You can read more on the factors driving the top end of the market by following links to our review of the prime housing markets of London, the rest of the country, and Scotland.

To put this into the perspective of other global markets and as a clear reminder that the UK is not alone in the challenges it faces, read our latest overview of prime housing markets across different world cities.


Back to the mainstream

For the mainstream UK housing market, where the cost of debt has a more direct impact, the average UK house price fell by -3.8% over the year to July, down from -3.5% in the year to June according to Nationwide.

And, as importantly, data from the Bank of England shows that mortgage approvals for house purchase came in at 54,662 on a seasonally adjusted basis in June: that figure was 6.9% above May. However, over the first six months of the year, these approvals were -29% lower than the same period in 2022, as the market becomes increasingly driven by cash and equity-rich buyers.


Inflation and mortgage rates

Against this backdrop, the reported fall in the rate of inflation in the middle of last month came as something of a relief, giving hope that inflation may follow the same path as in the US.

The annual increase in the Consumer Price Index fell from 8.7% in May to 7.9% in June. And with demand-led “core” inflation also falling, this has raised hopes that the Bank of England will not need to raise base rates as aggressively as previously feared.

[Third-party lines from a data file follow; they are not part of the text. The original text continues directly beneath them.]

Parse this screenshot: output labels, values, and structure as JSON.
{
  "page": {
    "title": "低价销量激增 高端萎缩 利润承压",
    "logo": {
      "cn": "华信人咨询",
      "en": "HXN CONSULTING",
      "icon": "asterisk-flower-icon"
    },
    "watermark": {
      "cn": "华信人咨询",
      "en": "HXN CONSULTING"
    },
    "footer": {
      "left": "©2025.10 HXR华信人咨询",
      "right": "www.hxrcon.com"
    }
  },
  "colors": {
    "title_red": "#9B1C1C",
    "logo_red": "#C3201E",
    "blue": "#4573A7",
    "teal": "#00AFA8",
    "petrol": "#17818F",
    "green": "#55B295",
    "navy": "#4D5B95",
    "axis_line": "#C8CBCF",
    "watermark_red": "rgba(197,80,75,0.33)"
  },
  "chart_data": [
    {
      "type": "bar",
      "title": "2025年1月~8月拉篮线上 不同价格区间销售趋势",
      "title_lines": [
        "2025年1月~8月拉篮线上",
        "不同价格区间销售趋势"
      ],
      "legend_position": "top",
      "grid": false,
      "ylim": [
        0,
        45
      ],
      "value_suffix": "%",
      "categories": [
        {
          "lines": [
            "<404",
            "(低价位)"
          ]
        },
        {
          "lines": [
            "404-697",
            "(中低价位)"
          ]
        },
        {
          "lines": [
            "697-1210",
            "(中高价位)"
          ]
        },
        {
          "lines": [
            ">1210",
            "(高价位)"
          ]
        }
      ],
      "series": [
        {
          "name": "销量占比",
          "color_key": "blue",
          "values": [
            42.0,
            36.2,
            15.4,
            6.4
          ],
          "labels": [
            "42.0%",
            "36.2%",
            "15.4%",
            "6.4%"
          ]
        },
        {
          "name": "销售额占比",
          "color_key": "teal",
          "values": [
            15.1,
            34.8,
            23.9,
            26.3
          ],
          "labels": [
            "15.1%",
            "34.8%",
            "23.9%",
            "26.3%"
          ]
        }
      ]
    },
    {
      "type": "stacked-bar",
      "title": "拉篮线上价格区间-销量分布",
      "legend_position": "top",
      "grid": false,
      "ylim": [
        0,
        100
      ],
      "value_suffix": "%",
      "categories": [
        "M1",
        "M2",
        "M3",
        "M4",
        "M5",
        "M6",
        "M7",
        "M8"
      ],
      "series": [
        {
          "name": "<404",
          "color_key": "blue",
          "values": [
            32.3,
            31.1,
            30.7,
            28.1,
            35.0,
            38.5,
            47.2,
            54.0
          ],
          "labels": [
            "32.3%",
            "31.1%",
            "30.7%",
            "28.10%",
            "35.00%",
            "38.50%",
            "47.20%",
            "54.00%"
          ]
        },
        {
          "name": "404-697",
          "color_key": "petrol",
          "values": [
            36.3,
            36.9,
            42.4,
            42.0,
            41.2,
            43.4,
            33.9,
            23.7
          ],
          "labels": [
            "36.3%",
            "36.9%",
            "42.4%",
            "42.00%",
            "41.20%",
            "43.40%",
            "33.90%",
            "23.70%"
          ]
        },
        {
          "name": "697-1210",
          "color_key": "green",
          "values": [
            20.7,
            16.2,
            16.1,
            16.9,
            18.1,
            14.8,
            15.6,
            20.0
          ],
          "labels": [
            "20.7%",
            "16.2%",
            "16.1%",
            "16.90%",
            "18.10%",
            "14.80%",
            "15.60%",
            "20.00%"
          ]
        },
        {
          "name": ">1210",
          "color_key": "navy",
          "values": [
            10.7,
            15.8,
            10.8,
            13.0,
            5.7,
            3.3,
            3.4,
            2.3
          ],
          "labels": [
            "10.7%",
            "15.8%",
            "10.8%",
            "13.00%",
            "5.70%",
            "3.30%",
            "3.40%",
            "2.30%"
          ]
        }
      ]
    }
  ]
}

This is yet to have a meaningful impact on mortgage rates, even though it looks like the spate of increases in fixed rates has, at least, been put on hold. Whether we see a cut in fixed rate mortgage costs over the late summer and early autumn will be heavily influenced by the actions of the Bank of England on Thursday this week. It seems unlikely that Bank base rate will be kept at 5.00%, with an increase to 5.25% – rather than 5.50% – now looking much more likely.

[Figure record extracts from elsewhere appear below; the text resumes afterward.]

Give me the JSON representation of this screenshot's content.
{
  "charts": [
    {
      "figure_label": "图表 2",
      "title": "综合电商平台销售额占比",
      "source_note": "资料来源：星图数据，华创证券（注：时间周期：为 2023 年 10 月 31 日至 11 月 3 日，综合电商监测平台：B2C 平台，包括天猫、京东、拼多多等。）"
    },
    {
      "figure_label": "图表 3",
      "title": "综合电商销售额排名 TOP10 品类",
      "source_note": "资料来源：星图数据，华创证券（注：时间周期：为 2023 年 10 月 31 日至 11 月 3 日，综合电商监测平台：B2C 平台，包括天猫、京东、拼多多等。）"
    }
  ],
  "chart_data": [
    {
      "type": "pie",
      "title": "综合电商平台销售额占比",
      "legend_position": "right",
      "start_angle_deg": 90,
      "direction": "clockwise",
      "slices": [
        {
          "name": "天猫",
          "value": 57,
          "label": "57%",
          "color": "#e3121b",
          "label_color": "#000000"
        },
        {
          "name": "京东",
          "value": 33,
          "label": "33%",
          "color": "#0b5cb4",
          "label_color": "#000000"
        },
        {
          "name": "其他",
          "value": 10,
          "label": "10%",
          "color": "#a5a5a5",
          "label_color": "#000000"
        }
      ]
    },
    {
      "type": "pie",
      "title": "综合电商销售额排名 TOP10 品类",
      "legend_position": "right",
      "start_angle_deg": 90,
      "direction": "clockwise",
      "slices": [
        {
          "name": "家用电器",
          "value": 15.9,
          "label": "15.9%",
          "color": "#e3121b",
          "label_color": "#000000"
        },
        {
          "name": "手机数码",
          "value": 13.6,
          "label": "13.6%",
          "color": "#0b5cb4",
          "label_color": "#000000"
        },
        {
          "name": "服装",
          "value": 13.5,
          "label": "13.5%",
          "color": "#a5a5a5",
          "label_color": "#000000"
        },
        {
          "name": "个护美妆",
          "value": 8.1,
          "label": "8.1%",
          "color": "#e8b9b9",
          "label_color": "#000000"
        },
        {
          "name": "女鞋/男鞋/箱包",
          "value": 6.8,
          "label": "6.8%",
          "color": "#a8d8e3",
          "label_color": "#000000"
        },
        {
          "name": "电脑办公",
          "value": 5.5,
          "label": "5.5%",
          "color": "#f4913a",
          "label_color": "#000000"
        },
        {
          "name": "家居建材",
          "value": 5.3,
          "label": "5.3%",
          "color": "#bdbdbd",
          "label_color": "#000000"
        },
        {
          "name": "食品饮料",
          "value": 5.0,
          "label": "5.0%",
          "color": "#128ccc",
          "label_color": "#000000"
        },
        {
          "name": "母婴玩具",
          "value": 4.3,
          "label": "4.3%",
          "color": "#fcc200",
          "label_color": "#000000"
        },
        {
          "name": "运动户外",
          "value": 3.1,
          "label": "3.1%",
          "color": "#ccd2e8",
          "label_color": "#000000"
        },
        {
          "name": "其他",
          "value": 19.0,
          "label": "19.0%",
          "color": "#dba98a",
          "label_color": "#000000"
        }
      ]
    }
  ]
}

On this basis, we have held off providing revised housing market forecasts, but we have provided an insight into our current thinking for those who revel in the detail of housing affordability, lender forbearance and mortgage regulation. This thinking covers the mainstream, prime and rental markets.

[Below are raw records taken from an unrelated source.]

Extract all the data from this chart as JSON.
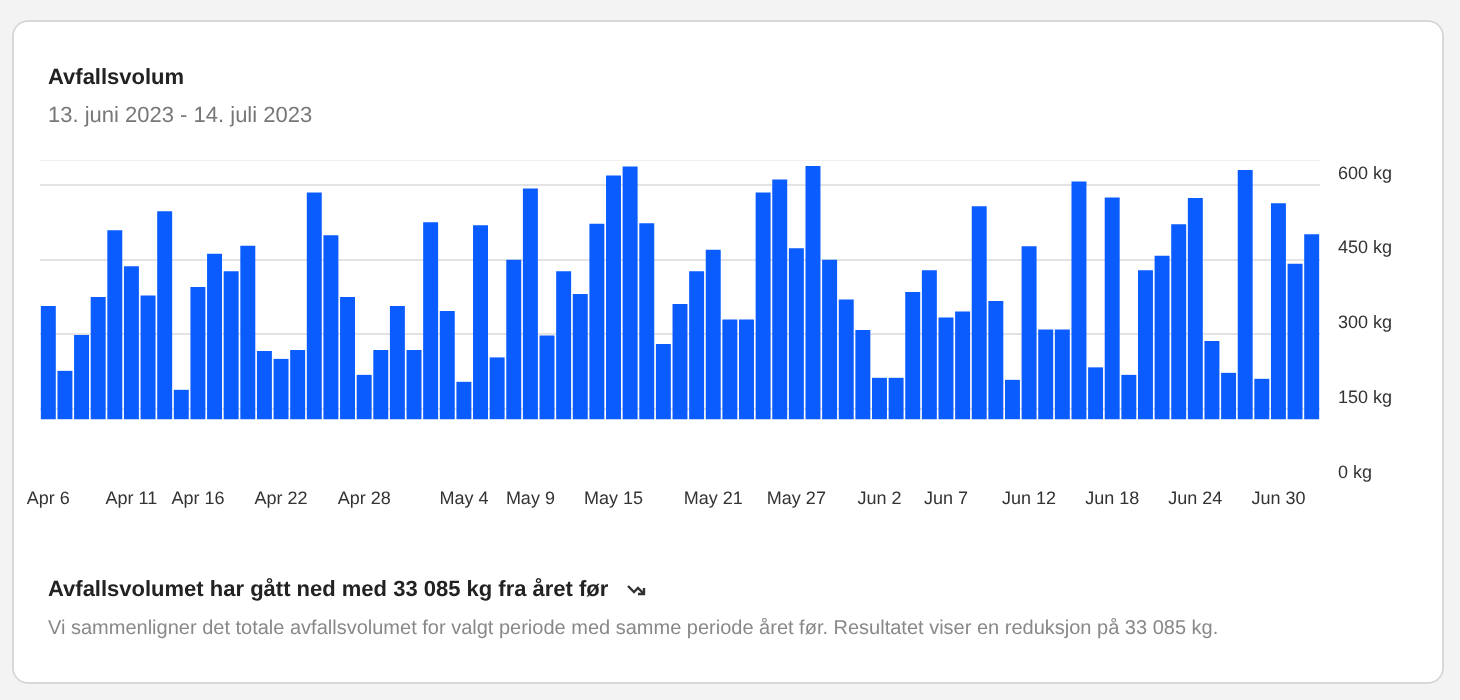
{
  "chart_data": {
    "type": "bar",
    "title": "Avfallsvolum",
    "subtitle": "13. juni 2023 - 14. juli 2023",
    "categories": [
      "Apr 6",
      null,
      null,
      null,
      null,
      "Apr 11",
      null,
      null,
      null,
      "Apr 16",
      null,
      null,
      null,
      null,
      "Apr 22",
      null,
      null,
      null,
      null,
      "Apr 28",
      null,
      null,
      null,
      null,
      null,
      "May 4",
      null,
      null,
      null,
      "May 9",
      null,
      null,
      null,
      null,
      "May 15",
      null,
      null,
      null,
      null,
      null,
      "May 21",
      null,
      null,
      null,
      null,
      "May 27",
      null,
      null,
      null,
      null,
      "Jun 2",
      null,
      null,
      null,
      "Jun 7",
      null,
      null,
      null,
      null,
      "Jun 12",
      null,
      null,
      null,
      null,
      "Jun 18",
      null,
      null,
      null,
      null,
      "Jun 24",
      null,
      null,
      null,
      null,
      "Jun 30",
      null,
      null
    ],
    "values": [
      227,
      97,
      169,
      245,
      379,
      307,
      248,
      417,
      59,
      265,
      332,
      297,
      348,
      137,
      121,
      139,
      455,
      369,
      245,
      89,
      139,
      227,
      139,
      395,
      217,
      75,
      389,
      124,
      320,
      463,
      168,
      297,
      251,
      392,
      489,
      507,
      393,
      151,
      231,
      297,
      340,
      200,
      200,
      455,
      481,
      343,
      508,
      320,
      240,
      179,
      83,
      83,
      255,
      299,
      204,
      216,
      427,
      237,
      79,
      347,
      180,
      180,
      477,
      104,
      445,
      89,
      299,
      328,
      391,
      444,
      157,
      93,
      500,
      81,
      433,
      312,
      371
    ],
    "base": [
      130,
      130,
      130,
      130,
      130,
      130,
      130,
      130,
      130,
      130,
      130,
      130,
      130,
      130,
      130,
      130,
      130,
      130,
      130,
      130,
      130,
      130,
      130,
      130,
      130,
      130,
      130,
      130,
      130,
      130,
      130,
      130,
      130,
      130,
      130,
      130,
      130,
      130,
      130,
      130,
      130,
      130,
      130,
      130,
      130,
      130,
      130,
      130,
      130,
      130,
      130,
      130,
      130,
      130,
      130,
      130,
      130,
      130,
      130,
      130,
      130,
      130,
      130,
      130,
      130,
      130,
      130,
      130,
      130,
      130,
      130,
      130,
      130,
      130,
      130,
      130,
      130
    ],
    "color": "#0a5cff",
    "ylim": [
      0,
      650
    ],
    "yticks": [
      {
        "value": 0,
        "label": "0 kg"
      },
      {
        "value": 150,
        "label": "150 kg"
      },
      {
        "value": 300,
        "label": "300 kg"
      },
      {
        "value": 450,
        "label": "450 kg"
      },
      {
        "value": 600,
        "label": "600 kg"
      }
    ],
    "grid": "y",
    "annotations": [
      "Avfallsvolumet har gått ned med 33 085 kg fra året før",
      "Vi sammenligner det totale avfallsvolumet for valgt periode med samme periode året før. Resultatet viser en reduksjon på 33 085 kg."
    ]
  }
}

The rental market: Level 42 (per cent)

Rightmove recently reported that rental demand in June this year was 42% above where it was in the same month of 2019, pre-pandemic. At the same time, available rental supply was 42% below the four years previous. Such a disconnect has underpinned annual growth in asking rents of 13.7% across London and 9.3% across the rest of Great Britain.

Mainstream rental growth picked up in the second quarter of the year, in common with our prime rental index. In just the three months to the end of June alone, Rightmove reported that asking rents rose by 2.6% in the capital and 3.5% elsewhere; not so long ago, these figures would have been considered healthy across an entire year.


The three degrees (of disruption in the rental market)

Despite this rental growth, landlords have had to consider the implications of three main factors over the course of 2023:

  1. The impact of higher interest rates on profitability, which has become increasingly constrained as mortgage costs have risen over the course of the year
  2. The prospect of having to upgrade properties to higher minimum energy efficiency standards (the deadlines for which now look as though they will be pushed back)
  3. Increased tenants’ rights that have been embodied in a Renters (Reform) Bill, bringing an end to the Assured Shorthold Tenancy (however, its progress through Parliament may be impeded by party conference season, having only had its first reading in the House of Commons prior to the summer recess).


You can read more on our view of the likely impact of these issues in our recent Prime Rental Spotlight.

Having reached 30 years at Savills, I’ll be travelling through Europe on loyalty leave for the next five weeks. Keep an eye out for an update from my colleague Frances McDonald in the meantime, and I’ll look forward to picking up again on my return.